Теперь ему было 22 года, а студентом он был с 16 лет; но почти на 3 года он покидал университет. Вышел из 2–го курса, поехал в поместье, распорядился, победив сопротивление опекуна, заслужив анафему от братьев и достигнув того, что мужья запретили его сестрам произносить его имя; потом скитался по России разными манерами: и сухим путем, и водою, и тем и другою по обыкновенному и по необыкновенному, – например, и пешком, и на расшивах, и на косных лодках, имел много приключений, которые все сам устраивал себе; между прочим, отвез двух человек в казанский, пятерых – в московский университет, – это были его стипендиаты, а в Петербург, где сам хотел жить, не привез никого, и потому никто из нас не знал, что у него не 400, а 3 000 р. дохода. Это стало известно только уже после, а тогда мы видели, что он долго пропадал, а за два года до той поры, как сидел он в кабинете Кирсанова за толкованием Ньютона на «Апокалипсис», возвратился в Петербург, поступил на филологический факультет, – прежде был на естественном, и только.
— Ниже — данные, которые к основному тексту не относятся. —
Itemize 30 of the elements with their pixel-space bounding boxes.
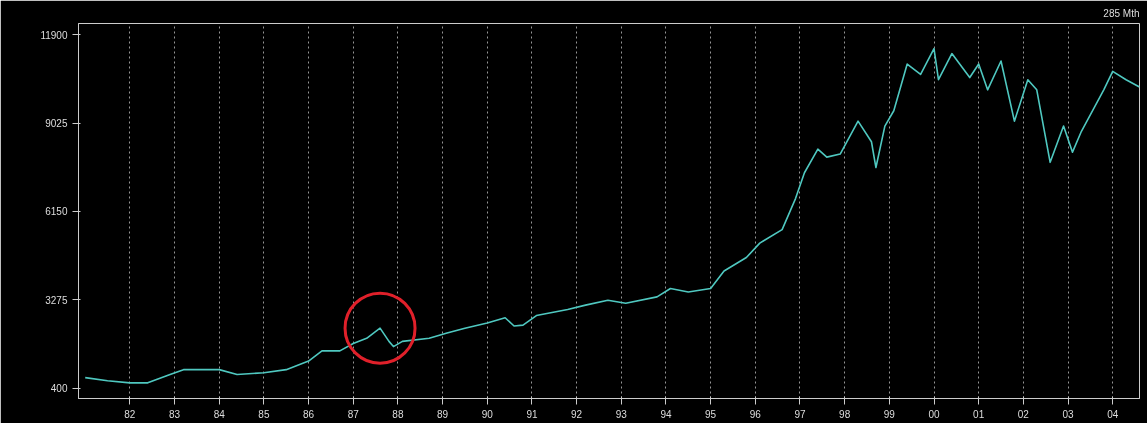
y-tick-label: 400 — [50, 383, 68, 395]
x-tick-label: 96 — [749, 408, 762, 420]
x-tick-label: 86 — [303, 408, 315, 420]
y-tick-label: 3275 — [45, 294, 68, 306]
x-tick-label: 97 — [794, 408, 806, 420]
x-tick-label: 82 — [124, 408, 136, 420]
x-tick-label: 84 — [213, 408, 226, 420]
text: 285 Mth — [1103, 7, 1140, 19]
y-tick-label: 9025 — [45, 118, 68, 130]
x-tick-label: 04 — [1107, 408, 1119, 420]
x-tick-label: 92 — [571, 408, 583, 420]
x-tick-label: 03 — [1062, 408, 1075, 420]
x-tick-label: 88 — [392, 408, 404, 420]
line-series — [84, 47, 1140, 384]
x-tick-label: 91 — [526, 408, 538, 420]
y-tick-label: 11900 — [40, 29, 68, 41]
x-tick-label: 90 — [481, 408, 494, 420]
x-tick-label: 89 — [437, 408, 449, 420]
x-tick-label: 98 — [839, 408, 851, 420]
x-tick-label: 85 — [258, 408, 270, 420]
x-tick-label: 02 — [1017, 408, 1030, 420]
x-tick-label: 01 — [973, 408, 985, 420]
x-tick-label: 93 — [615, 408, 628, 420]
x-tick-label: 99 — [883, 408, 896, 420]
x-tick-label: 83 — [168, 408, 181, 420]
y-tick-label: 6150 — [45, 206, 68, 218]
x-tick-label: 87 — [347, 408, 360, 420]
x-tick-label: 94 — [660, 408, 672, 420]
x-tick-label: 95 — [705, 408, 717, 420]
x-tick-label: 00 — [928, 408, 940, 420]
Но если никому из петербургских знакомых Рахметова не были известны его родственные и денежные отношения, зато все, кто его знал, знали его под двумя прозвищами; одно из них уже попадалось в этом рассказе – «ригорист»; его он принимал с обыкновенною своею легкою улыбкою мрачноватого удовольствия. Но когда его называли Никитушкою или Ломовым, или по полному прозвищу Никитушкою Ломовым, он улыбался широко и сладко и имел на то справедливое основание, потому что не получил от природы, а приобрел твердостью воли право носить это славное между миллионами людей имя. Но оно гремит славою только на полосе в 100 верст шириною, идущей по восьми губерниям; читателям остальной России надобно объяснить, что это за имя, Никитушка Ломов, бурлак, ходивший по Волге лет 20–15 тому назад, был гигант геркулесовской силы; 15 вершков ростом [88], он был так широк в груди и в плечах, что весил 15 пудов, хотя был человек только плотный, а не толстый. Какой он был силы, об этом довольно сказать одно: он получал плату за 4 человек. Когда судно приставало к городу и он шел на рынок, по – волжскому на базар, по дальним переулкам раздавались крики парней; «Никитушка Ломов идет, Никитушка Ломов идет!» и все бежали да улицу, ведущую с пристани к базару, и толпа народа валила вслед за своим богатырем.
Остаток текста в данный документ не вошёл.